Energy production in the brain occurs solely through the glucose mechanism, and the presence of lactate is associated with impaired normal brain mechanisms [21]. In this case, the accumulation of lactate in the brain is due to O2 deficiency (ischemic changes), increased glycolysis [22], or necrosis [23], which is observed in all tumor grades. Elevated lactate concentrations can be seen in both benign and malignant tumors [23] but the combined lipid-lactate peak is associated with HGG [24]. While lipids are normally found in cell membranes and myelin sheaths, damage and necrosis in high-grade brain tumors cause them to convert to mobile lipids [25]. The distinct lipid peak in MRS is associated with glioblastoma (grade 4; [24]). The presence of these two peaks has been suggested in several studies to differentiate between low-grade and high-grade brain gliomas. In our study, we found a statistically significant difference between SLR in tumors and the presence of these two elements. In contrast to MRS, the IOP can localize the abnormality and receive signals from anatomically defined regions. This is an important difference in the brain because most brain abnormalities are focal and the layer of cranial fat that surrounds the brain contains significant amounts of the same compounds found in the abnormalities.

A study by Norlisah Ramli et al. [8] compared the use of chemical shift IOP sequences in 3‑T MRI with MRS for glioma grading. Their study included 22 patients, compared with 33 patients in our study; there were nine cases of LGG (all of them grade 2) and 13 of HGG. They showed a strong correlation between lipid concentration and SLR, and they expressed the SLR as median and interquartile range (IQR) values. Also, they found a significant SLR with advancing a grade. The optimal cut-off for discriminating between the two groups in their study was 0.064 versus 2.88 in our study, but they did not report the sensitivity and specificity of this value. The difference between these values in the study by Norlisah Ramli et al. and our study may be due to different magnetic fields, smaller sample size, and lack of sufficient grade 1 and grade 3 gliomas (only two patients). Pathological confirmation in their investigation derived from biopsies and could be affected by glioma heterogeneity and sampling error.
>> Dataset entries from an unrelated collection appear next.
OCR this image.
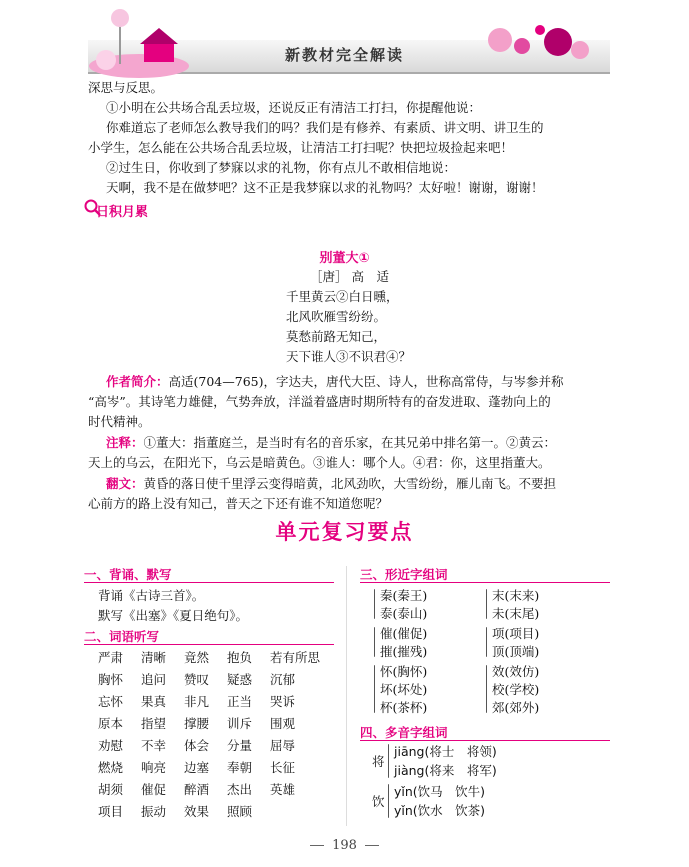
新教材完全解读
深思与反思。
①小明在公共场合乱丢垃圾，还说反正有清洁工打扫，你提醒他说：
你难道忘了老师怎么教导我们的吗？我们是有修养、有素质、讲文明、讲卫生的
小学生，怎么能在公共场合乱丢垃圾，让清洁工打扫呢？快把垃圾捡起来吧！
②过生日，你收到了梦寐以求的礼物，你有点儿不敢相信地说：
天啊，我不是在做梦吧？这不正是我梦寐以求的礼物吗？太好啦！谢谢，谢谢！
日积月累
别董大①
［唐］ 高　适
千里黄云②白日曛，
北风吹雁雪纷纷。
莫愁前路无知己，
天下谁人③不识君④？
作者简介：高适(704—765)，字达夫，唐代大臣、诗人，世称高常侍，与岑参并称
“高岑”。其诗笔力雄健，气势奔放，洋溢着盛唐时期所特有的奋发进取、蓬勃向上的
时代精神。
注释：①董大：指董庭兰，是当时有名的音乐家，在其兄弟中排名第一。②黄云：
天上的乌云，在阳光下，乌云是暗黄色。③谁人：哪个人。④君：你，这里指董大。
翻文：黄昏的落日使千里浮云变得暗黄，北风劲吹，大雪纷纷，雁儿南飞。不要担
心前方的路上没有知己，普天之下还有谁不知道您呢？
单元复习要点
一、背诵、默写
背诵《古诗三首》。
默写《出塞》《夏日绝句》。
二、词语听写
严肃 清晰 竟然 抱负 若有所思
胸怀 追问 赞叹 疑惑 沉郁
忘怀 果真 非凡 正当 哭诉
原本 指望 撑腰 训斥 围观
劝慰 不幸 体会 分量 屈辱
燃烧 响亮 边塞 奉朝 长征
胡须 催促 醉酒 杰出 英雄
项目 振动 效果 照顾
三、形近字组词
秦(秦王)
泰(泰山)
催(催促)
摧(摧残)
怀(胸怀)
坏(坏处)
杯(茶杯)
末(末来)
未(末尾)
项(项目)
顶(顶端)
效(效仿)
校(学校)
郊(郊外)
四、多音字组词
将
jiāng(将士　将领)
jiàng(将来　将军)
饮
yǐn(饮马　饮牛)
yǐn(饮水　饮茶)
198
Another investigation conducted by De Pardieu et al. [18] showed that an SLR of > 9% and an SLR of > 20% could discriminate between grades 2–3 and grades 3–4, respectively. An AUC equal to 1 demonstrated 100% sensitivity and specificity for differentiating grade 2 and 3 gliomas in their study. Since the therapeutic approach is the same for grade 3 and 4 gliomas, we divided our patients into two groups (LGG and HGG). So far, our results could not be fully compared with their study due to this grouping approach, the SLR estimation formulas, and the use of MRI scanners with different magnetic fields. Furthermore, we also compared the measured fat content (by MRS) with the SLR and found a significant correlation.
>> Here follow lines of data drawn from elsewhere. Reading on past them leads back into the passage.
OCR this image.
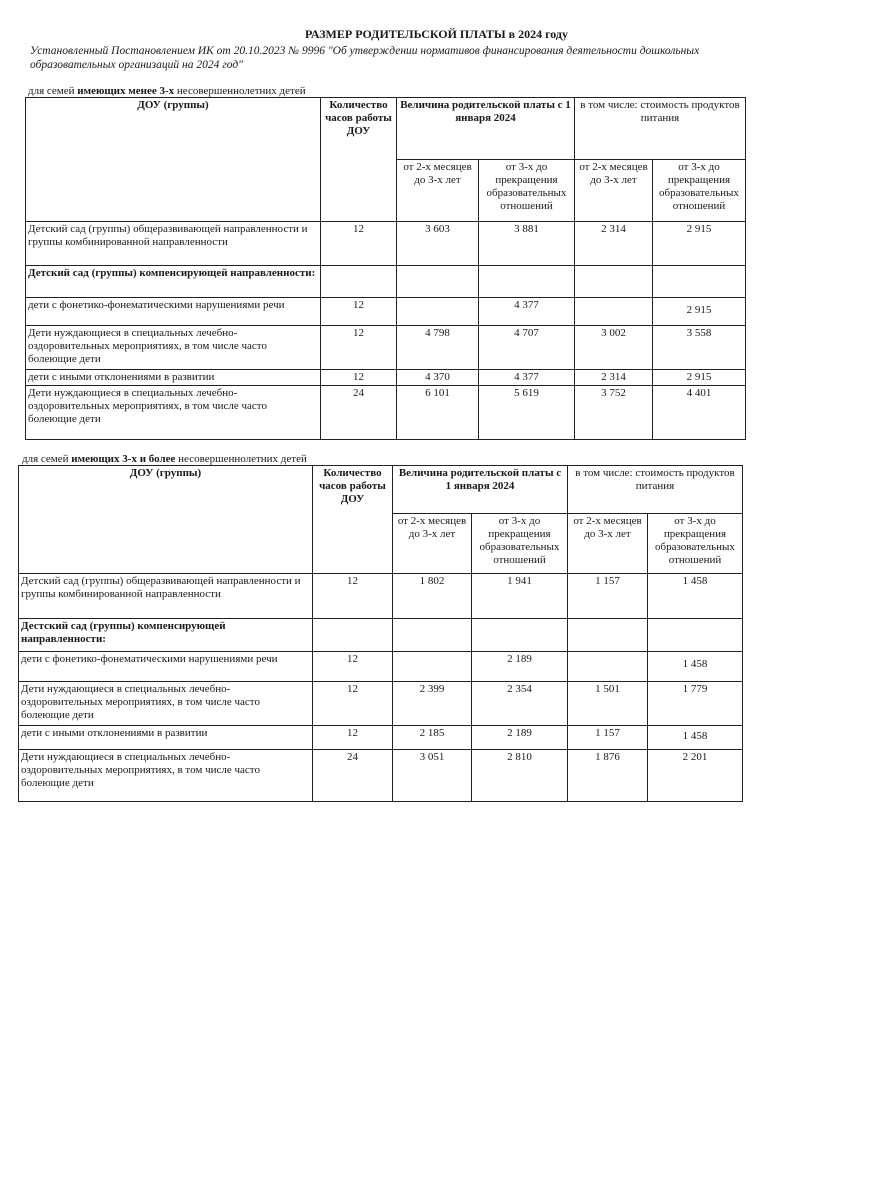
РАЗМЕР РОДИТЕЛЬСКОЙ ПЛАТЫ в 2024 году
Установленный Постановлением ИК от 20.10.2023 № 9996 "Об утверждении нормативов финансирования деятельности дошкольных образовательных организаций на 2024 год"
для семей имеющих менее 3-х несовершеннолетних детей
ДОУ (группы)	Количество часов работы ДОУ	Величина родительской платы с 1 января 2024		в том числе: стоимость продуктов питания	
		от 2-х месяцев до 3-х лет	от 3-х до прекращения образовательных отношений	от 2-х месяцев до 3-х лет	от 3-х до прекращения образовательных отношений
Детский сад (группы) общеразвивающей направленности и группы комбинированной направленности	12	3 603	3 881	2 314	2 915
Детский сад (группы) компенсирующей направленности:					
дети с фонетико-фонематическими нарушениями речи	12		4 377		2 915
Дети нуждающиеся в специальных лечебно-оздоровительных мероприятиях, в том числе часто болеющие дети	12	4 798	4 707	3 002	3 558
дети с иными отклонениями в развитии	12	4 370	4 377	2 314	2 915
Дети нуждающиеся в специальных лечебно-оздоровительных мероприятиях, в том числе часто болеющие дети	24	6 101	5 619	3 752	4 401
для семей имеющих 3-х и более несовершеннолетних детей
ДОУ (группы)	Количество часов работы ДОУ	Величина родительской платы с 1 января 2024		в том числе: стоимость продуктов питания	
		от 2-х месяцев до 3-х лет	от 3-х до прекращения образовательных отношений	от 2-х месяцев до 3-х лет	от 3-х до прекращения образовательных отношений
Детский сад (группы) общеразвивающей направленности и группы комбинированной направленности	12	1 802	1 941	1 157	1 458
Дестский сад (группы) компенсирующей направленности:					
дети с фонетико-фонематическими нарушениями речи	12		2 189		1 458
Дети нуждающиеся в специальных лечебно-оздоровительных мероприятиях, в том числе часто болеющие дети	12	2 399	2 354	1 501	1 779
дети с иными отклонениями в развитии	12	2 185	2 189	1 157	1 458
Дети нуждающиеся в специальных лечебно-оздоровительных мероприятиях, в том числе часто болеющие дети	24	3 051	2 810	1 876	2 201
Today, 3‑T MRI is routinely used for MRS. Our sample size was relatively small and we also did not examine the reproducibility of SLR measurements (interobserver agreement). We attempted to reduce the impact of glioma heterogeneity on our measurements by using three ROIs. These were limitations in our study. We believe that larger multicenter studies are needed to confirm our results. Employing 3D tumor segmentation in future studies for measuring sequences across the entire 3D tumor volume may offer more reliable statistical calculations with more data points, especially in calculations of in-phase opposed-phase sequences.

Conclusion

The signal loss ratio is a simple, rapid, and noninvasive marker for differentiating between low-grade and high-grade gliomas. There is a significant correlation with both the concentration and presence of free lipid and lipid-lactate peaks in magnetic resonance spectroscopy.